Gregory Forstner

La « Nice » peinture

Par Philippe Piguet · L'ŒIL

Le 23 juillet 2007 - 598 mots

 Dès qu’il le peut, il s’habille d’un short, d’un tee-shirt et de sandalettes de cuir. Non qu’il veuille se la jouer artiste bohême, mais Gregory Forstner adore le soleil. Il n’en est d’ailleurs pas privé car il vit et travaille à Nice, c’est dire si la plupart du temps il arbore sa tenue préférée.
Né au Cameroun en 1975 d’un père autrichien et d’une mère française, étudiant successivement aux Beaux-Arts de Vienne, puis de Paris et enfin de la Villa Arson, il a tôt fait de prendre accent et look de la Côte.
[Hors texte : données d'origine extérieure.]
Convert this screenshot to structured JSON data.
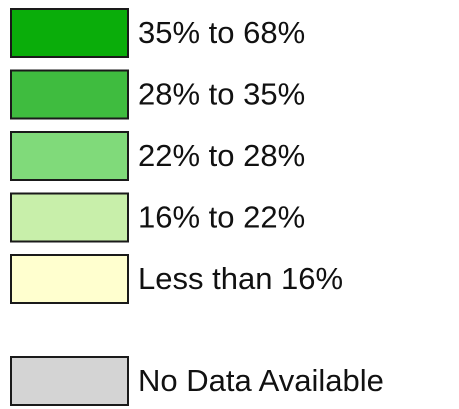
{
  "legend": {
    "items": [
      {
        "label": "35% to 68%",
        "color": "#0aad0a"
      },
      {
        "label": "28% to 35%",
        "color": "#3fbc3f"
      },
      {
        "label": "22% to 28%",
        "color": "#80da7a"
      },
      {
        "label": "16% to 22%",
        "color": "#c8efaa"
      },
      {
        "label": "Less than 16%",
        "color": "#ffffcf"
      }
    ],
    "no_data": {
      "label": "No Data Available",
      "color": "#d4d4d4"
    }
  }
}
Grand et mince, le teint le plus souvent basané, les cheveux blonds en boucles généreuses, les lunettes de soleil volontiers sur le nez et le pas lentement balancé, Forstner semble même en avoir la nonchalance infuse.

Impressions d’Afrique
Mais s’il a l’air ainsi décontracté, il n’en est pas moins profondément soucieux. Le choix qu’il a fait de la peinture n’y est pas étranger. Il se souvient des difficultés rencontrées à soutenir un tel engagement alors que règnent vidéo et photo, mais que faire d’autre quand on y trempe corps et âme et que, pour le dire, c’est elle qui vous a choisi et non l’inverse ?!
Aussi, sous des allures apparemment légères, Gregory Forstner est-il tourmenté. Le regard qu’il porte sur le monde y contribue d’autant. Il suffit de regarder sa peinture pour le mesurer. Tout s’y joue entre drôlerie et dérision, entre humour et grincement de dents, entre carnaval et tragédie, dans cette façon si personnelle qu’il a de chercher à nous offrir une image du « monde à l’envers », de « fête à l’envers ». C’est, qu’à l’art du paradoxe, Gregory Forstner est passé maître, notamment dans la façon de brosser de la nature humaine une galerie de portraits décalés, puisant ses modèles à la source de l’histoire de l’art pour les remodeler à sa propre sauce.
Si rien ne suinte dans son travail de quelques « Impressions d’Afrique » que ce soit, il n’est pas dit toutefois que Raymond Roussel serait resté insensible à sa manière. Il y a en effet quelque chose chez cet artiste d’une décontraction impertinente mêlée à un sens aigu de la brocarde qui aurait rendu curieux l’écrivain. Quelque chose de même nature que cette « sensation de soleil moral » que ce dernier disait rechercher. Les peintures de Gregory Forstner rayonnent d’une lumière vive qui nous invite à jeter un regard neuf sur le monde. Elles sont fortes d’une iconographie qui revisite le genre humain : soit qu’il le fasse défiler sous des traits qui soulignent ses accents grotesques, comme le fait Kusturica ; soit qu’il le mette en jeu dans des saynètes où l’homme se substitue à l’animal, dans le style de celles gravées jadis par Grandville.
Fou de peinture, de l’ancienne comme de l’actuelle, Gregory Forstner compte parmi les artistes de cette jeune génération qui se moque bien des discours sur la prétendue obsolescence de ce médium. Comme ses congénères et complices, il sait non seulement l’extrême jubilation qu’il y a à l’exercer, mais quel mode de pensée prospectif il est. « La peinture est une île dont je n’ai fait que côtoyer les bords », disait en son temps Chardin. L’approcher, c’est là un vrai projet. Tel est le sien.

Biographie

1975 Naissance de Gregory Forstner à Douala, au Cameroun. 1993 Suit les cours de l’académie des beaux-arts de Vienne. 1994 Gregory entre à la Villa Arson à Nice. Premier prix du festival Jeune Talent de Cagnes-sur-Mer. 1999-2000 Beaux-Arts de Paris. 2002 Résidence d’artiste à Berlin. 2003 Première exposition personnelle à la galerie Jocelyn Wolff, à Paris. 2006 Résidence d’artiste à New York. 2007 Vit et travaille à Nice.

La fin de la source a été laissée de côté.